The man who led the creative team at Pininfarina when it designed the Ferrari 599 GTB Fiorino appears to have improved on the Prancing Horse original.
Ken Okuyama, who worked for GM, Porsche and Honda before overseeing designs for the Ferrari Enzo and Maserati Quattroporte at Pininfarina, has unveiled a new Ferrari-based speedster.
Dubbed the Kode57, the Kode57 is believed to be based on the Ferrari 599 and follows the street-legal Kode9 clubman racer revealed at the 2013 Tokyo motor show.

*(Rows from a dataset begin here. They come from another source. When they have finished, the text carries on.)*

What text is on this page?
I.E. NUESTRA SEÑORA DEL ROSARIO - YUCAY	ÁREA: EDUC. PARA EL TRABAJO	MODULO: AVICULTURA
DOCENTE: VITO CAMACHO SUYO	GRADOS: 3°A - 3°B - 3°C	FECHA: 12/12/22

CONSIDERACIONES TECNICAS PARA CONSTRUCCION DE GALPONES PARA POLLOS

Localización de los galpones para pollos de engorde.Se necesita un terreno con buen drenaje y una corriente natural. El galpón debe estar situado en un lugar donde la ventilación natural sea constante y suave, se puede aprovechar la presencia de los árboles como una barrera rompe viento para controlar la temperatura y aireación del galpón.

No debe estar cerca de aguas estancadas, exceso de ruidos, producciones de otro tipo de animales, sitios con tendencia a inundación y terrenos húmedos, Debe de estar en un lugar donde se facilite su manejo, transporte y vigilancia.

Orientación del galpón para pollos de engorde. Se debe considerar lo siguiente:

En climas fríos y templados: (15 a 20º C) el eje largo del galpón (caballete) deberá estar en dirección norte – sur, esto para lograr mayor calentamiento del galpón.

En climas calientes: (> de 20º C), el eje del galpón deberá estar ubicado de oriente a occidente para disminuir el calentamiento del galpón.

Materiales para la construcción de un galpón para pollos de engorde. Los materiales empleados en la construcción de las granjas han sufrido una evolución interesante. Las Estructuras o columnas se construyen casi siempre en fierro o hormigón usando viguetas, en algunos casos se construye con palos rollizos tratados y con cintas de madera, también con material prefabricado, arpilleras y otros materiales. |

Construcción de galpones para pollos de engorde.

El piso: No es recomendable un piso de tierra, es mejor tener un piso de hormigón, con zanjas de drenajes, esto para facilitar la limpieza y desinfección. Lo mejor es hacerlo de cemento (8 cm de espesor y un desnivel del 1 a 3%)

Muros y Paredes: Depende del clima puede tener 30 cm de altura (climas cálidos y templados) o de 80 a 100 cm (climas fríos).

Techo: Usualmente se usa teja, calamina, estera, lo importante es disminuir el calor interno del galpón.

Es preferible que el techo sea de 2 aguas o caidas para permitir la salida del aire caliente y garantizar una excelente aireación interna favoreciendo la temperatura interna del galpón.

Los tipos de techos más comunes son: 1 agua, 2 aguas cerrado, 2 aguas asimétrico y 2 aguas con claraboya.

It was styled at the Japanese designer's Tokyo studio and hand-built at his factory in Yamagata, and shares the same wheelbase and engine specifications as the 599.
Riding on a 2750mm wheelbase and measuring 4650mm long, 2080mm wide and 1175mm tall, it's just 15mm shorter but 118mm wider and 161mm lower than the 599.
Unique features include floating front quarter guards, rear -hinged wing doors, a low-slung wrap-around windscreen, a central instrument pod and a red ultra-suede leather-lined interior.
Kerb weight of the rear-wheel drive roadster is 1650kg despite the use of an aluminium spaceframe and carbon-fibre body panels
If customers aren't satisfied by the standard 456kW/608Nm 6.0-litre V12 –which drives through a six-speed sequential transmission -- they can opt for a Novitec ECU upgrade liberating 509kW and 608Nm.
Chassis upgrades extend to suspension that can be raised by 45mm to avoid parking damage, plus 21-inch front and 22-inch rear wheels shod Pirelli P Zero rubber -- 295/25 front and 335/25 rear.
Okuyama says the Kode57 will go into limited production, but is yet to announce pricing or build numbers.